任她如何哄劝,小皇子都死死攥着那玉扳指,撅着小嘴儿却怎么也不肯松手。杨太后见了不由得微微一笑,对翠姑姑笑道:“你看啊,皇帝小时候生起气的模样也是喜欢像他这样皱着眉头,绷紧了下巴,看上心的东西,就一定得要到手,你不依他,他就又哭又闹个不停。”
夜飒的目光还留在小皇子身上,但见他一副思索的模样,沉吟片刻后便随口道:“一个扳指而已,他既喜欢,就给他好了。”
这话一说出口,在座的所有人神色都变得认真起来,夜飒喜爱皇长子早不是什么新鲜事,而这个扳指意味着什么,已经不言而喻。杨太后一脸欣然,茉岚脸上有抑不住的惊喜,其他妃嫔或是不屑,或是艳羡,唯有角落里的朝颜依旧面无表情,广袖下的手指却慢慢攥紧了掌心。
殿里四处掌了灯,照得满殿明晃晃的。夜飒正低头批阅,神情专注。茉岚陪在一旁,轻轻为他摇着扇子,见烛光暗了些,又亲自折身去剪了灯花。他随意抬头朝她笑了一笑,烛火映着他的眼睛,映得那目光仿佛都柔和明洁了起来。
依稀是头一回见到他用这样的眼神看她,茉岚立在灯火下怔了一怔,半晌方回过神来,却见他忽然伸臂拥她入怀。她安静地任他抱着,良久才听他道:“今日朝会立储一事又有大臣提起,朕想过了,下个月册立子成为太子的诏书会下发出去。

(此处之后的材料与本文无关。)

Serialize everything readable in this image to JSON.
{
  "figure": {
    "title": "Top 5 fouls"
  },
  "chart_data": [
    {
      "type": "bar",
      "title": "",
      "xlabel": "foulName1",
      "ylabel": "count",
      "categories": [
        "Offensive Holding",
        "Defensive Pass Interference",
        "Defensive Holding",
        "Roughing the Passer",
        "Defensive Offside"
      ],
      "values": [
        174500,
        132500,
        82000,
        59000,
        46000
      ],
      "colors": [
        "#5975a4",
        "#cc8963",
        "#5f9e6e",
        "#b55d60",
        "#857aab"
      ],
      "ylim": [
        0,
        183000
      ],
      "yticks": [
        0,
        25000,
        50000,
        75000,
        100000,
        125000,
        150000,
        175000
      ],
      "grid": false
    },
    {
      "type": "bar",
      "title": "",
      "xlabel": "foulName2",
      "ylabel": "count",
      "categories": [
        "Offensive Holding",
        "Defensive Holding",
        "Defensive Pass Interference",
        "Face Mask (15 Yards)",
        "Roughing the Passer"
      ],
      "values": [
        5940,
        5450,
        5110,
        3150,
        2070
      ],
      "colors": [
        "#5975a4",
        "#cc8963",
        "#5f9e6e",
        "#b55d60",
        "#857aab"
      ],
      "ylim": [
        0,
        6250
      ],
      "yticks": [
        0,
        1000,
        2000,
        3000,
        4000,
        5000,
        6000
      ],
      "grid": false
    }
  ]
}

”
这本是旁人求之不得的喜事,以她的出身,自己的儿子能成为储君,自是几世修来的福分。谁料茉岚却从他怀中挣出来,双膝一曲竟跪了下去:“臣妾斗胆,请皇上收回圣谕。”
她向来温顺贤淑,这是她头一回忤逆他的意思。夜飒听了眉头随之皱起,微微“嗯”了一声。她咬一咬唇,轻轻道:“历朝历代争夺储君之位无不凶险万分,臣妾只有这么一个孩子,唯愿他平平安安地活一世,也不想看到他为此丢了性命。”
夜飒看着她,神色并不见不悦,问道:“你想说什么?”
她将唇咬得更紧,直到有腥甜的气味在唇齿间蔓延开来:“难道皇上自己不明白吗?您如今继续纵容下去,根本就是在引狼入室。”
他淡淡地反问:“你说谁是狼?”
“除了她还能有谁?”茉岚说到这里索性不怕了,脱口就道,“她一早就心怀不轨,记恨着自己没有孩子,现今谁若做了太子,必然会被她视为眼中钉。勾结外臣玩弄权术也就罢了,难道连一个背着您与其他男人暧昧不明的女人您也要继续纵容她吗?”